TORONTO -- Finally, 30 hours after the Blue Jays punched their ticket to the postseason, the champagne popped.
The Blue Jays clinched quietly on Thursday, watching from home on their off-day as an Orioles loss made the math work. Friday’s 9-0 win over the Red Sox moved the Blue Jays another step toward their ultimate goal of clinching home-field advantage in the AL Wild Card Series, but this celebration was happening win or lose.
Standings update: 88-69 (first AL Wild Card spot)
Games remaining: 5
AL Wild Card: The Blue Jays hold a 1 1/2-game lead for the top AL Wild Card spot. Seattle punched its ticket with a win over the A's and sits a half-game up of the Rays, who clinched a Wild Card spot with their win over Houston.
Seeding battle: Toronto would lose the tiebreaker against both the Rays, who beat them 10-9 in the season series, and the Mariners, who beat them 5-2.
In each corner of the dripping-wet clubhouse was a player reaching a milestone on their journey, whether they’ve been in this organization for two months or a decade. These are the exact moments George Springer was brought in to lead, and the star outfielder called it “an honor” to be part of this club, thinking back on the conversations that lured him to Toronto two seasons ago.
“It’s exactly what was said. It’s exactly what was hoped for. It’s exactly what was promised,” Springer said. “It was, ‘There is a core here that has the talent to do it, and we want to surround them with anybody that we can to ultimately get to where our goal is, to win in the postseason and bring a championship here.’ It’s been everything I could have ever asked for.”
That young core of Bo Bichette and Vladimir Guerrero Jr. doused each other in beer and embraced, sharing a moment together while the dance party unfolded around them. Just as Guerrero has heard recently from José Bautista and Edwin Encarnación about what the city of Toronto becomes in the postseason, Bichette heard from Troy Tulowitzki, another member of those postseason teams in 2015 and ‘16.
“He told me that it was crazy,” Bichette said. “Just to have this opportunity to play here in the playoffs is something that I think we’ve all been thinking about since we got drafted by the Blue Jays. A lot of the guys who were drafted, like me, it was around 2015 and ’16. To have the opportunity in front of us, we have to take care of business, but it’s something that I’ve spent a lot of time thinking about.”
Bichette and Guerrero have celebrated championships together in the Minor Leagues, too, and interim manager John Schneider has been there. Schneider started coaching in this organization at 28 years old, moving to that role from the field after reaching Triple-A.
He’s climbed the ladder with stops at nearly every level, taking the reins of this club in mid July. The 42-year-old allowed himself a moment to reflect on just how far he’s come in an organization that’s become home to him.

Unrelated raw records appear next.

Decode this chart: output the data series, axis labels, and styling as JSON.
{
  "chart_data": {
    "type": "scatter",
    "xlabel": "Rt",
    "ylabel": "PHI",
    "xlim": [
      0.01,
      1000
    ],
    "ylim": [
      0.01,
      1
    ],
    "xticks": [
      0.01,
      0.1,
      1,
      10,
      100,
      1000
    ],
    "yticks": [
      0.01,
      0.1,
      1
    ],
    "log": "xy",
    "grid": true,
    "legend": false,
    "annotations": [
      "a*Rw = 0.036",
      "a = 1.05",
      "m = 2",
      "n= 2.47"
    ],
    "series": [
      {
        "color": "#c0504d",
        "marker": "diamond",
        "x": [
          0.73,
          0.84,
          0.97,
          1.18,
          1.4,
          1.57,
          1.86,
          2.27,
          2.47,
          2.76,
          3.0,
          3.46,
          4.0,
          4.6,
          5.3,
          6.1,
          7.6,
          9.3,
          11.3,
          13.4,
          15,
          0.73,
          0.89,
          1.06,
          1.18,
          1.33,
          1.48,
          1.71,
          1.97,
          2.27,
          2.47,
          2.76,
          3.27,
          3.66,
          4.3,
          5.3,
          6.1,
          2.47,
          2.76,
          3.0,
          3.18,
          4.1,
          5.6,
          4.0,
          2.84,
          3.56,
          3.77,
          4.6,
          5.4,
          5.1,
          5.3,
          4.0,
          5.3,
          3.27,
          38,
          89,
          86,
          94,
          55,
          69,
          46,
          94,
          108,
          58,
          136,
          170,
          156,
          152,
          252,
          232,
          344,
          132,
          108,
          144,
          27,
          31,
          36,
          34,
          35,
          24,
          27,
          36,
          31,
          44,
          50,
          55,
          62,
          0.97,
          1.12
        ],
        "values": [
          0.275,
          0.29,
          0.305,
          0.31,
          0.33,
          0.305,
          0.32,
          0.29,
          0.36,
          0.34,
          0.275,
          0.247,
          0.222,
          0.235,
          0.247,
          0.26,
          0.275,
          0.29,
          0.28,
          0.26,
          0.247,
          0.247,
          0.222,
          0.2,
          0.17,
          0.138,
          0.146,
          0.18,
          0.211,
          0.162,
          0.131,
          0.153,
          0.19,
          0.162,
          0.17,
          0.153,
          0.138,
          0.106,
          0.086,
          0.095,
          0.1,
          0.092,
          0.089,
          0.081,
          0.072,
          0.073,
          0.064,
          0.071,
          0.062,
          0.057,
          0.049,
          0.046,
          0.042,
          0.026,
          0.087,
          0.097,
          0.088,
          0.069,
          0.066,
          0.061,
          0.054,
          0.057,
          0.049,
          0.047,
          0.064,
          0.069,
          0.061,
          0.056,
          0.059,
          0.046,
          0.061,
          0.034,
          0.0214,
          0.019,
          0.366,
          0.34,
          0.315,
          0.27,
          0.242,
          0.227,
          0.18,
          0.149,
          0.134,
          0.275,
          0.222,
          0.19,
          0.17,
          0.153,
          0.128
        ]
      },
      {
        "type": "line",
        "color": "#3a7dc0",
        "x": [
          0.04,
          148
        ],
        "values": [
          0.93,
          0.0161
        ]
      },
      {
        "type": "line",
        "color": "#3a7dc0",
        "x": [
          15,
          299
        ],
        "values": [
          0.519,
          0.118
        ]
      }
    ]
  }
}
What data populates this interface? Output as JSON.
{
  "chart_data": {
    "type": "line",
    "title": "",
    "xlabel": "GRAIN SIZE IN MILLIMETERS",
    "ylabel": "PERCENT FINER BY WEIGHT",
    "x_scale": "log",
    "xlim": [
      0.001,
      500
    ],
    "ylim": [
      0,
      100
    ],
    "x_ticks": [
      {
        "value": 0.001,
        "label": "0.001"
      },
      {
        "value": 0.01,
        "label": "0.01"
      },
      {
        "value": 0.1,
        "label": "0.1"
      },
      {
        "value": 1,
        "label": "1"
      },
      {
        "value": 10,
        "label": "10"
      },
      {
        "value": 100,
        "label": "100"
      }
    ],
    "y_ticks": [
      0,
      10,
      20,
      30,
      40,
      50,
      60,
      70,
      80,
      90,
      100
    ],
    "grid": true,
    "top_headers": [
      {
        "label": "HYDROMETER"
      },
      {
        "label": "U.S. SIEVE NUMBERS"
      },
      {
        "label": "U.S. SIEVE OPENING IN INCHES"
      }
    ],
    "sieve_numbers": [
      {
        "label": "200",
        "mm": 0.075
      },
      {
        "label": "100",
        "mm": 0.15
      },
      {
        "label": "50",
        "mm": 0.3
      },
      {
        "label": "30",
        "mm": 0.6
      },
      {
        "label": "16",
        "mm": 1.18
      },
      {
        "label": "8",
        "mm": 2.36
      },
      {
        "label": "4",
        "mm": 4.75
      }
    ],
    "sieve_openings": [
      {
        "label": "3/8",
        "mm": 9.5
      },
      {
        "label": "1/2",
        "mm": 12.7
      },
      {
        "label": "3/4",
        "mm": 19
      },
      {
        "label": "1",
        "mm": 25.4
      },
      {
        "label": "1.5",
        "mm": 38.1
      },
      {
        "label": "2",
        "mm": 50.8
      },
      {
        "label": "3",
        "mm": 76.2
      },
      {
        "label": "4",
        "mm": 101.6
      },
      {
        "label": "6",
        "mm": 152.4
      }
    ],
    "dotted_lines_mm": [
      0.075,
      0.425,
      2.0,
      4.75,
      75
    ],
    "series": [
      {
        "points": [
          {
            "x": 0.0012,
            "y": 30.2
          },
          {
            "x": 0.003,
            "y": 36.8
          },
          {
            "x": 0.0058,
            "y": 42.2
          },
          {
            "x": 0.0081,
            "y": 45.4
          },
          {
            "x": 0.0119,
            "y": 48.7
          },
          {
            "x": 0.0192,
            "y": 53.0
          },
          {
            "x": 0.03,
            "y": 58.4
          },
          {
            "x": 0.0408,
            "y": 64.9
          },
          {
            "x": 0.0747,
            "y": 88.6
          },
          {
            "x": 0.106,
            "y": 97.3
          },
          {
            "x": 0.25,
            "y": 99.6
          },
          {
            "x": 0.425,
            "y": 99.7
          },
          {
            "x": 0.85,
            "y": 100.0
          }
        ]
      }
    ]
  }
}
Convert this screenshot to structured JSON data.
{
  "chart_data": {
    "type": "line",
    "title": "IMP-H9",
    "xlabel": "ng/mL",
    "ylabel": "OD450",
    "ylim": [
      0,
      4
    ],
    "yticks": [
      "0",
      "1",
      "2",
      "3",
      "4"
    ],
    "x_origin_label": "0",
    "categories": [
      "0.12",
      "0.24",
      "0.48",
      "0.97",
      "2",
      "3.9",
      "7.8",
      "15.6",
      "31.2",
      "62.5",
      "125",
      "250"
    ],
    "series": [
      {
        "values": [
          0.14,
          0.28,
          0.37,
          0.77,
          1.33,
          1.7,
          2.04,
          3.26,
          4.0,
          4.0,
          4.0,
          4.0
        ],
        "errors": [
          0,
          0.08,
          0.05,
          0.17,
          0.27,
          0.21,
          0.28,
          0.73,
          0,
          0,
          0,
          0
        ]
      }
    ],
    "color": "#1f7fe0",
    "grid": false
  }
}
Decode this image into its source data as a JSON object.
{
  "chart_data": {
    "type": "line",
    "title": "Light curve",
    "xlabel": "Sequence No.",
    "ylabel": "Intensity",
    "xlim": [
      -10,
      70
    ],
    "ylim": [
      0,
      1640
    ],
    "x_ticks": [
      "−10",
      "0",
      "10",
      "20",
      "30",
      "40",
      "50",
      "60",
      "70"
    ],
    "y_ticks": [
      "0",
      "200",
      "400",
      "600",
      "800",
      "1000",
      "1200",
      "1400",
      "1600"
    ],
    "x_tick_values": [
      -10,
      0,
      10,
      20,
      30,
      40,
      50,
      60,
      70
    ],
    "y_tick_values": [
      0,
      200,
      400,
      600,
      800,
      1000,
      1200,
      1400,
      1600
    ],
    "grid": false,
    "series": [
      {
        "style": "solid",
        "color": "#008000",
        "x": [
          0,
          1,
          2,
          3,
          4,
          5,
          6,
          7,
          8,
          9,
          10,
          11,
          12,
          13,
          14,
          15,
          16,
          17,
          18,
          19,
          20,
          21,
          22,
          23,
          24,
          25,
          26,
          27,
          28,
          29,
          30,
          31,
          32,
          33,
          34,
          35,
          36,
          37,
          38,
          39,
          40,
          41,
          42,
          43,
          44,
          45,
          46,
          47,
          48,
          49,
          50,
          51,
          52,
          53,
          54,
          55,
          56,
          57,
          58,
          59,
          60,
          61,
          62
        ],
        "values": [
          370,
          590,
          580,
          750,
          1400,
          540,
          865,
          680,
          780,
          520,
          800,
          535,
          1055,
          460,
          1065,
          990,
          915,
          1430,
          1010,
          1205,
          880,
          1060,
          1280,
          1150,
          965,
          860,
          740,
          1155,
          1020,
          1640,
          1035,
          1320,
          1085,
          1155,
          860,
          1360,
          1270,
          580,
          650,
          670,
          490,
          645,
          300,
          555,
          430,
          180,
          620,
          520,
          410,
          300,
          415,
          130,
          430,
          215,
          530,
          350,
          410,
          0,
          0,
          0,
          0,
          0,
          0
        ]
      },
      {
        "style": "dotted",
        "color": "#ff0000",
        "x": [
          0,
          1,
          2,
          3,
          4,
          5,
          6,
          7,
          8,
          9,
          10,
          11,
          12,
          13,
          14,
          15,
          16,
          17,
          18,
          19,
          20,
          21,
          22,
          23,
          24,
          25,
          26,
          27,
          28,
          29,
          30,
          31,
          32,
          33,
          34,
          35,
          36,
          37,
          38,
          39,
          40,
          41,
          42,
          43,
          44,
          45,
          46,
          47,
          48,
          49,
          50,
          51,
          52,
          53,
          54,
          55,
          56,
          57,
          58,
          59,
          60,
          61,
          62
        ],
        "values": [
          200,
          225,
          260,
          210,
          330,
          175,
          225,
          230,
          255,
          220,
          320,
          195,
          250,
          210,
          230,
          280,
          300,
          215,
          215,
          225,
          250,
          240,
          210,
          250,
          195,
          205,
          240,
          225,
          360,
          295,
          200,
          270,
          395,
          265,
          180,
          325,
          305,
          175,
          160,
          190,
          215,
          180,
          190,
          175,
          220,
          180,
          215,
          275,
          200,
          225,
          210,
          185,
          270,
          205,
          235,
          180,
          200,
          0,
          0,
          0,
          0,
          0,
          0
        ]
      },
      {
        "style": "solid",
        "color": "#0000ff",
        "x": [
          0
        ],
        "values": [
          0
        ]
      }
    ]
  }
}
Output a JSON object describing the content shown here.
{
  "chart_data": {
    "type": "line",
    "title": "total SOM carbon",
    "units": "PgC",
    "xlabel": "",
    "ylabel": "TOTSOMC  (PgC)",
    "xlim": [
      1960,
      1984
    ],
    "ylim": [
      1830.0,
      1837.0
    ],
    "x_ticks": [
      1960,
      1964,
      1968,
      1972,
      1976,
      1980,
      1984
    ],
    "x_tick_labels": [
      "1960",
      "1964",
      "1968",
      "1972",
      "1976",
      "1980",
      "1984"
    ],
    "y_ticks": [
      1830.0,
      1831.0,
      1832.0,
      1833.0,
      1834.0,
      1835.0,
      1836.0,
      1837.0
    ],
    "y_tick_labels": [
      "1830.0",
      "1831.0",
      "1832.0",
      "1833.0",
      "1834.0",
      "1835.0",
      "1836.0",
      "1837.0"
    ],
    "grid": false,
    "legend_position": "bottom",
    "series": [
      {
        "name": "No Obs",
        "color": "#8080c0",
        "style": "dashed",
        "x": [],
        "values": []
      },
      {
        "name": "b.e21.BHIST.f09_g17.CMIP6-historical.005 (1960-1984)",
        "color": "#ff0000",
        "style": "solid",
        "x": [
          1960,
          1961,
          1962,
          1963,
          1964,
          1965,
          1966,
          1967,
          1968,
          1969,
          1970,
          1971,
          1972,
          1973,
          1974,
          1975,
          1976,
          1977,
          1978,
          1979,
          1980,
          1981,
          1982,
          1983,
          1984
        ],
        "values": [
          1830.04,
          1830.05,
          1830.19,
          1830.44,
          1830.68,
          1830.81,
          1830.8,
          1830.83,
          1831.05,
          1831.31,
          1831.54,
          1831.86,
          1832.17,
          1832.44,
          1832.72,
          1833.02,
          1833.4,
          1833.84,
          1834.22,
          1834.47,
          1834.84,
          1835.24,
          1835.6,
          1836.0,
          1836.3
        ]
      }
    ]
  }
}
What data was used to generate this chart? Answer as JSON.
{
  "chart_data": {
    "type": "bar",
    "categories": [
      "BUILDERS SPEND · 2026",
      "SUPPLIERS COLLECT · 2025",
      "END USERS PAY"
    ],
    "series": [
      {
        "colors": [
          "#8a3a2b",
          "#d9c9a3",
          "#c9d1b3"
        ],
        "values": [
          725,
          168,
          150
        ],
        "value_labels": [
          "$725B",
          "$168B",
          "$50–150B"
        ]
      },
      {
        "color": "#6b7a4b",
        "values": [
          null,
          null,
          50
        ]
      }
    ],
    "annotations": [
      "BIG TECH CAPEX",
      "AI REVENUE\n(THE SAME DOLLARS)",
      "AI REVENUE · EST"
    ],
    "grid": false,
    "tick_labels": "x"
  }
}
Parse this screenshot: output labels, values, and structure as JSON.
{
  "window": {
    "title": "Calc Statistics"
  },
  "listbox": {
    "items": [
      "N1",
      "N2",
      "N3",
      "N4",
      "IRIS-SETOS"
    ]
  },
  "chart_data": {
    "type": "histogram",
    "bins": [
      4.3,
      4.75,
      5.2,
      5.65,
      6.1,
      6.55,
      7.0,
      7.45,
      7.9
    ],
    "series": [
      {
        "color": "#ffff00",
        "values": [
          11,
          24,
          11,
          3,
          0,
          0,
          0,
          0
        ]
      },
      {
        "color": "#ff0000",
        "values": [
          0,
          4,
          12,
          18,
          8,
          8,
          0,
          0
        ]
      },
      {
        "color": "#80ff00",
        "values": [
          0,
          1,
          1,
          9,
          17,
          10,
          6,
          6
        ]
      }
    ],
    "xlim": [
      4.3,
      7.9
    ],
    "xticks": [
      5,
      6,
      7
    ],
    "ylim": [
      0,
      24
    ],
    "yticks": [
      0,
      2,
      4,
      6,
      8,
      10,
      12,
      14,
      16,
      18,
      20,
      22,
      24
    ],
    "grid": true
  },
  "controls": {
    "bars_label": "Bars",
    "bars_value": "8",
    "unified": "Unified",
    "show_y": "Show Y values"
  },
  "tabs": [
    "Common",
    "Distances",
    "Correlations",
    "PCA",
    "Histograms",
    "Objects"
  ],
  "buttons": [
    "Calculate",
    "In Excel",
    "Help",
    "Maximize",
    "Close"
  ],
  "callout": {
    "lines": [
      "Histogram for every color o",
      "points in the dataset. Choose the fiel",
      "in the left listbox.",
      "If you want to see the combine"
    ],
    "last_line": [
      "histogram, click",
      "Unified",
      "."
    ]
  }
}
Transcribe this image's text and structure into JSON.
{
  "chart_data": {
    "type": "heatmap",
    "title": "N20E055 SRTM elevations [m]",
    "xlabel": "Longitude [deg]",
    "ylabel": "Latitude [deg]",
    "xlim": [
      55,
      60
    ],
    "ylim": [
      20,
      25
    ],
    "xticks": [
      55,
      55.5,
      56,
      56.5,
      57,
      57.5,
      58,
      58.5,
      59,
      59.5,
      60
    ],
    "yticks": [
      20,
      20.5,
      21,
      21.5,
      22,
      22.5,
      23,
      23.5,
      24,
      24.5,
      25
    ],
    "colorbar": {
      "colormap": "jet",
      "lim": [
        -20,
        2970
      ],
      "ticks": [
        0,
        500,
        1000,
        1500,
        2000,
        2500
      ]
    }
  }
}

“It means everything. I started in rookie ball and worked my way up, having my own ups and downs, too,” Schneider said. “People trusting me and me knowing players and evolving with the game, I’ve always tried to do that. To go from the Complex to the Rogers Centre? It’s pretty [expletive] cool.”
Toronto’s focus Saturday will shift back to a Wild Card race that’s still tight over the final five days, and home-field advantage matters here. The Blue Jays want nothing to do with Tropicana Field, and a trip to the West Coast to play in Seattle is best avoided, too.
These are conversations for the Blue Jays to have tomorrow, though.
All week, even as the Blue Jays were dropping games to the Yankees and extending their pursuit of a clinch, the coaching staff and players have believed that this moment deserved to be celebrated when it happened. This is a long, grueling season for players, and while they hope there are four more opportunities to pop champagne in the postseason, they’ll embrace the moment they have.
Besides, for the players enjoying this for just the first or second time in the big leagues, these parties are a little more fun than the ones in Double-A.
“This was way better,” Guerrero said. “In the Minor Leagues, they give you just one bottle of champagne and that’s it. Here, it’s a lot of bottles.”